あまりの事に、グリンガレットは、「は」と笑った。

「なんとも可笑しなことを。先ほどは、我が妹と言いながら、今度は私に妻になれとでも。サヌード卿、貴方は気がふれたのではありませんか」

「何もおかしい事は無い。古来より、血の結びつきを守る為には、兄妹で結ばれる事など、よくある話だ。それに、それを知るものは、我々しかいない」

狂っている。

デリーンもまた、彼の狂気を感じずにはいられなかった。

グリンガレットの正体が、彼の言うようにモルガンの娘だったとしても、サヌードがモルガンの子であったとしても、彼の理論は狂っている。

「お断りします。私は、王も、我が夫となるものも、私自身の意志で決めます。そしてそれは、貴方ではありません」

「断らば、キリアムを救う事は出来ぬ」

「・・!?」

グリンガレットの顔色が変わったのを見て、サヌードが笑った。

やはり、キリアムの名前を出すと、愚かしい程に弱い。惚れているのか。だとしたらあの女の娘にしては、随分としおらしい事だ。
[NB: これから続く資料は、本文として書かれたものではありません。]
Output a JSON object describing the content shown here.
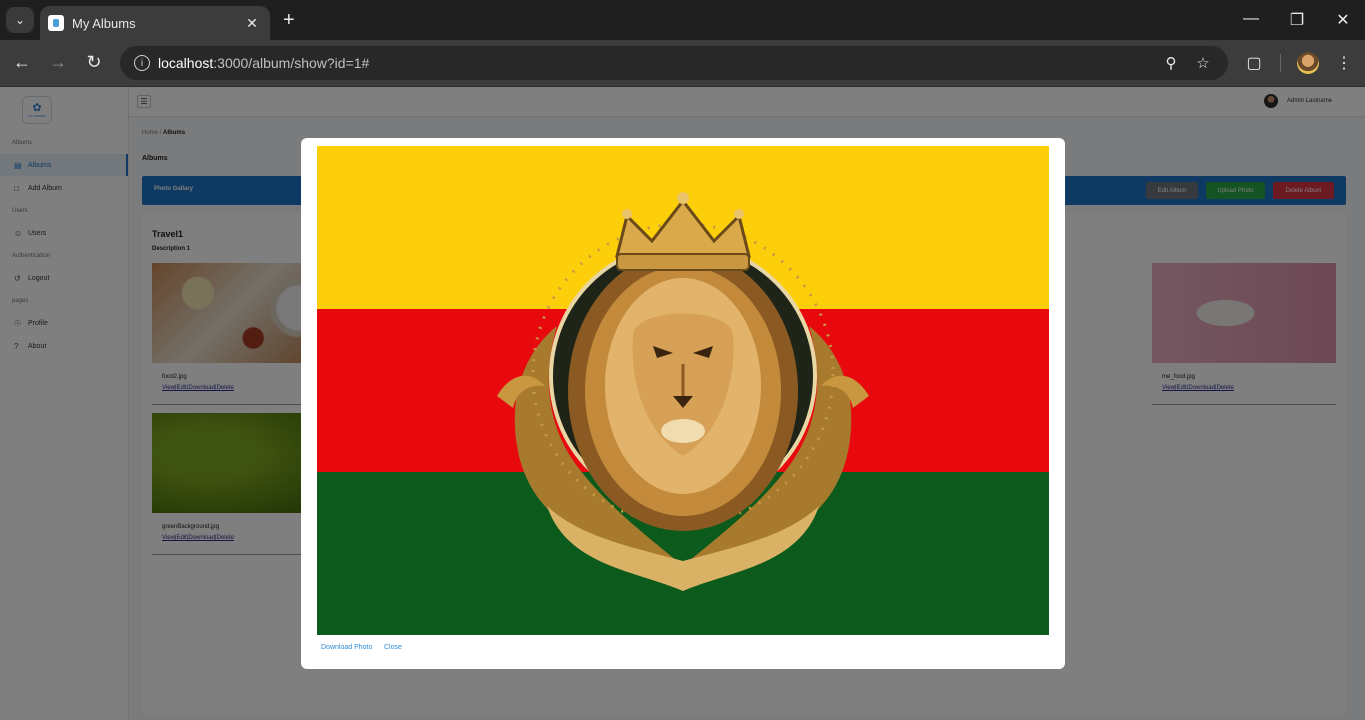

「キリアムは我が手の内にある。彼を殺すも、生かすも、そなた次第と言ったであろう。考えても見よ、奴は王を殺した。普通ならば死罪は免れぬ。だがな、私を王として選び、そなたが我が妻となれば、私は奴に恩赦を与えることも出来るのだ」

「我が殿を、・・・盾にとるのですか」

「良い取引ではないか」

サヌードは、自らの勝利を確信したように彼女の顎を持ち上げた。

嫌な感触なのに、グリンガレットは逆らえなかった。

「時間が欲しいか? まだ円卓の会までは三日ある。後ほど、もう一度答えを聞こう。それまでに、よく考えておくが良い」

サヌードが、ケルンナッハに目で合図を送った。恭しく、彼は戸を開いた。

足音が遠ざかり、鍵の降りる音が残る。

眩暈がした。

体中の力が抜け、グリンガレットはベッドの縁に倒れ込んだ。

「グリンガレット!」

デリーンは大声をあげて、彼女に駆け寄った。